19 In-depth Notes on Chemotherapy Drugs and Mechanisms

Introduction to Chemotherapy Drugs

  • Overview of chemotherapy drugs and their modes of action

Learning Outcomes

  • Fluoro-uracil: Understand its therapeutic role as an antimetabolite due to fluorine content.
  • Tamoxifen: Insight into its function as a select estrogen receptor modulator (SERM).
  • Monoclonal Antibodies: Overview of their therapeutic applications.
  • Combination Therapy (R-CHOP): Familiarity with its components and uses.

Alkylating Agents

  • Chlormethine

    • Mechanism: SN2 process (nucleophile and electrophile interaction).
    • Forms crosslinked DNA, enhancing reactivity.
    • Key Points:
    • Aziridine's ring strain increases nucleophilicity.
    • Cl- treated for clarity during explanations.
  • Chlormethine Analogues

    • Mechanisms:
    • Incorporation of electron-withdrawing aromatic rings reduces nucleophilicity of alkylating agents, leading to fewer side reactions and toxicity.
    • Example drugs: Melphalan, Chloroambucil.

Effect of DNA Alkylation

  • Consequences of alkylated bases on DNA pairing.
    • Guanine's preference for keto tautomer.
    • Abnormal pairing with alkylated guanine (enol tautomer).
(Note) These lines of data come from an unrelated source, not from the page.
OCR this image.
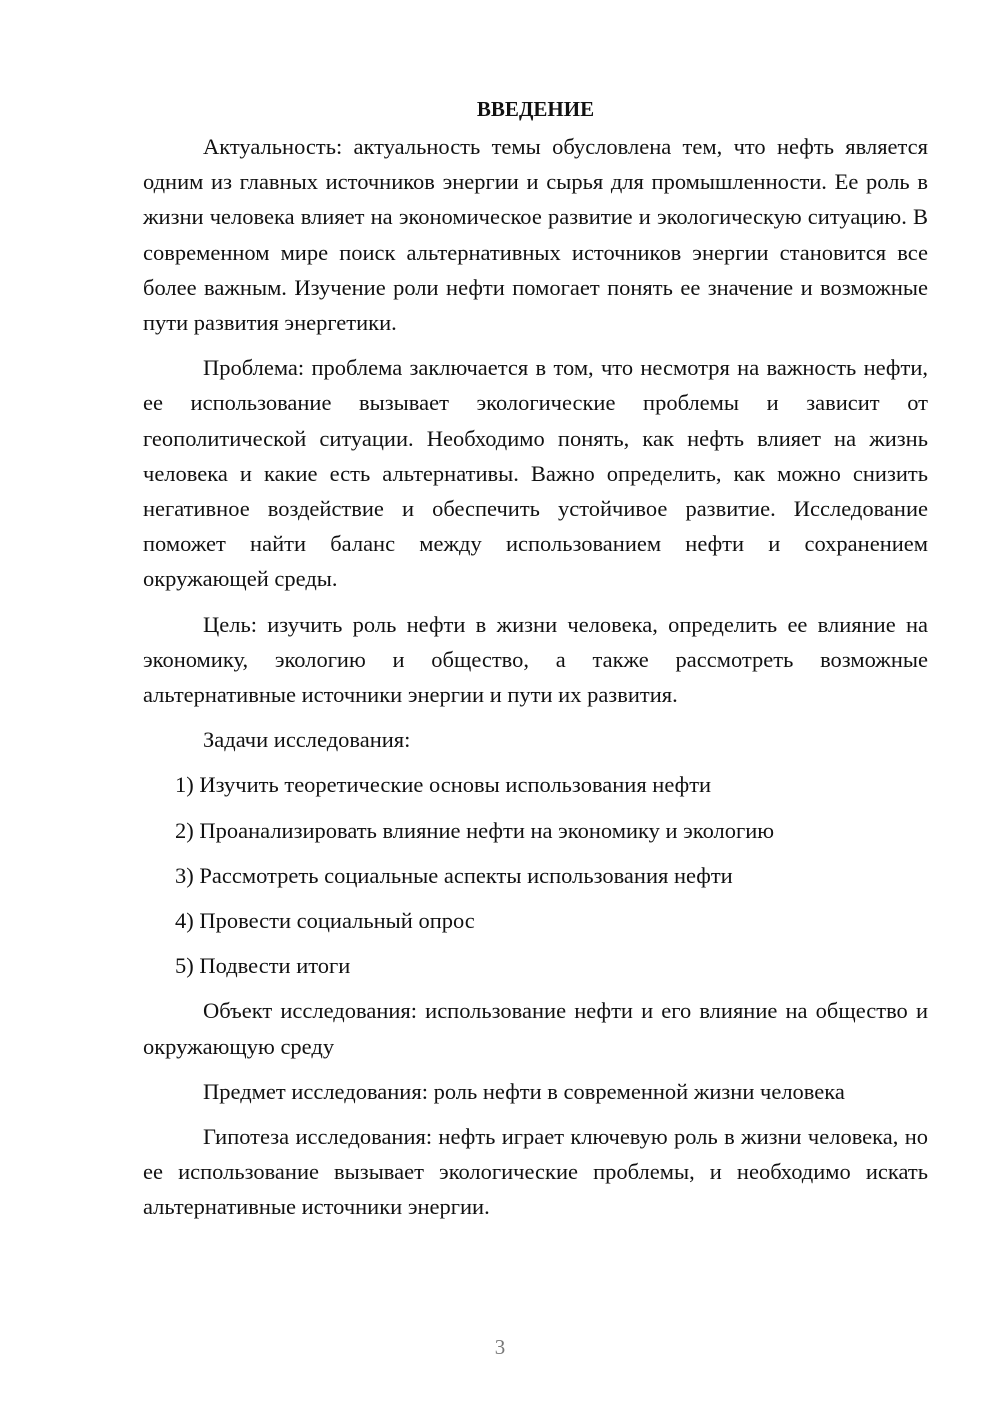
ВВЕДЕНИЕ

Актуальность: актуальность темы обусловлена тем, что нефть является одним из главных источников энергии и сырья для промышленности. Ее роль в жизни человека влияет на экономическое развитие и экологическую ситуацию. В современном мире поиск альтернативных источников энергии становится все более важным. Изучение роли нефти помогает понять ее значение и возможные пути развития энергетики.

Проблема: проблема заключается в том, что несмотря на важность нефти, ее использование вызывает экологические проблемы и зависит от геополитической ситуации. Необходимо понять, как нефть влияет на жизнь человека и какие есть альтернативы. Важно определить, как можно снизить негативное воздействие и обеспечить устойчивое развитие. Исследование поможет найти баланс между использованием нефти и сохранением окружающей среды.

Цель: изучить роль нефти в жизни человека, определить ее влияние на экономику, экологию и общество, а также рассмотреть возможные альтернативные источники энергии и пути их развития.

Задачи исследования:

1) Изучить теоретические основы использования нефти
2) Проанализировать влияние нефти на экономику и экологию
3) Рассмотреть социальные аспекты использования нефти
4) Провести социальный опрос
5) Подвести итоги

Объект исследования: использование нефти и его влияние на общество и окружающую среду

Предмет исследования: роль нефти в современной жизни человека

Гипотеза исследования: нефть играет ключевую роль в жизни человека, но ее использование вызывает экологические проблемы, и необходимо искать альтернативные источники энергии.

3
Pro-drug Alkylating Agents

  • Cyclophosphamide:

    • Most used alkylating agent; orally active and initially non-toxic.
    • Toxicity linked to acrolein by-product.
  • Nitrosoureas:

    • Decompose in the body to form reactive alkylating agents.
    • Not needed to understand the mechanism.
  • Busulfan:

    • Synthetic anticancer agent; causes DNA interstrand crosslinking via SN2 reaction.
  • Mitomycin C:

    • Activated prodrug; highly toxic with a specific mechanism involving DNA alkylation.
  • CC1065 – Duocarmycin:

    • Natural agent targeting adenine bases with high potency.

Tamoxifen: Estrogen Antagonist

  • Mechanism: Binds to estrogen receptors, blocking estradiol's effect and preventing coactivator binding, making it a partial agonist.
  • Application: Used to treat estrogen-dependent breast cancers.

Antimetabolites: 5-Fluorouracil (5-FU)

  • 5-FU's Role:
    • Mimics uracil; inhibits thymidine biosynthesis due to presence of fluorine.

Monoclonal Antibodies

  • Function: Target tumor-specific antigens; engage immune systems to kill cancer cells.
  • Common applications: Breast, colorectal cancers, and lymphomas.
  • Mechanism involves:
    • Activation of the immune response through binding.

Specific Monoclonal Antibodies

  • Herceptin: Targets HER-2 receptor; used for HER-2 positive breast cancer.
  • Rituximab: Targets CD20 on B cells; utilized for treating lymphomas and leukemias.

Combination Therapies

  • R-CHOP Regimen:
    • FDA-approved for Non-Hodgkin’s lymphoma in 2006; comprises Rituximab, Cyclophosphamide, Vincristine, and Doxorubicin.
    • Usually involves 6–8 treatments, spaced every 21 days.

Appendix 1: Enzymatic Action & Drug Mechanisms

  • Thymidylate Synthase: Catalyzes conversion of dUMP to dTMP.
  • 5-FU Mechanism: Inhibits thymidylate synthase, preventing DNA synthesis due to alkylation prevention by fluorine.